Estudos mostram que as pílulas anticoncepcionais tem evitado que milhares de mulheres desenvolvam câncer no endométrio


Apesar dos benefícios, frequentemente debate-se os malefícios dos anticoncepcionais, principalmente por se tratar de um composto hormonal e consequentemente interferir no organismo da mulher. Pesquisas apontam que o hormônio interfere principalmente no sistema circulatório, aumentando a dilatação dos vasos sanguíneos, a viscosidade do sangue e, consequentemente, a coagulação. E o que isso pode ocasionar? Pode formar coágulos em veias mais profundas, alojando nos pulmões e indo parar no cérebro, o que ocasionaria um Acidente Vascular Cerebral (AVC), conhecido como derrame. Também pode aumentar os riscos de um ataque cardíaco.

Por outro lado, outras pesquisas apontaram um grande benefício dos anticoncepcionais: a prevenção de um tipo de câncer que ocorre no endométrio (tecido altamente vascularizado, que reveste a parede interna do útero), sendo esse tipo muito frequente em mulheres com mais de 50 anos, (principalmente após a menopausa, a última menstruação). De acordo com a pesquisa, o uso dos contraceptivos por mulheres ainda quando jovens beneficia nessa fase em que corre-se o risco de desenvolver o câncer de endométrio.


Estima-se que 400 mil casos de câncer de endométrio foram evitados nos últimos 50 anos graças aos anticoncepcionais, sendo que 200 mil evitados apenas na última década. Estima-se ainda que a pílula reduz em um quarto a chance do câncer a cada 5 anos de uso, caindo pela metade a cada 10 anos. E porque ocorre esses benefícios? Bem, ainda não se sabe ao certo, mas acredita-se que os anticoncepcionais influenciariam na exposição de estrogênio durante a primeira fase da menstruação (os primeiros 14 dias do ciclo), chamada de fase folicular, que dá início a formação dos óvulos.

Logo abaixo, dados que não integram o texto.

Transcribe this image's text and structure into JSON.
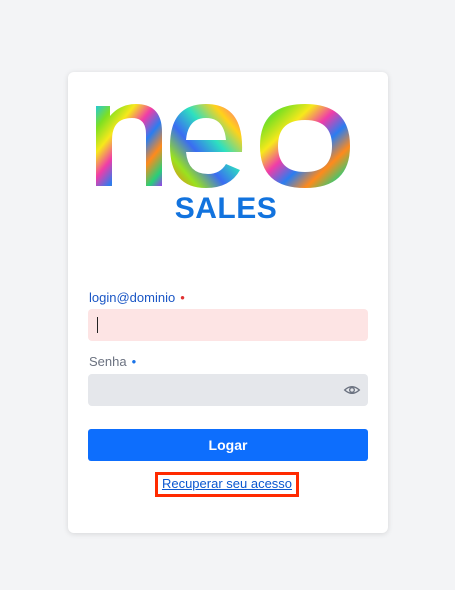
{
  "logo": {
    "wordmark": "neo",
    "subtitle": "SALES",
    "accent_color": "#1273de"
  },
  "form": {
    "login": {
      "label": "login@dominio",
      "required_mark": "•",
      "value": ""
    },
    "password": {
      "label": "Senha",
      "required_mark": "•",
      "value": "",
      "toggle_icon": "eye-icon"
    },
    "submit_label": "Logar",
    "recover_label": "Recuperar seu acesso"
  },
  "colors": {
    "primary": "#0d6efd",
    "error_bg": "#fde4e4",
    "highlight_border": "#ff2a00"
  }
}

Essa é uma ótima notícia, pois o câncer de endométrio mata milhares de mulheres todos os anos. Mas, apesar dos animadores resultados, sabe-se que o melhor método ainda é prevenir: é sempre bom consultar um ginecologista, pois ele indicará qual o tipo de medicação mais indicado para cada caso e poderá diagnosticar precocemente casos desse tipo.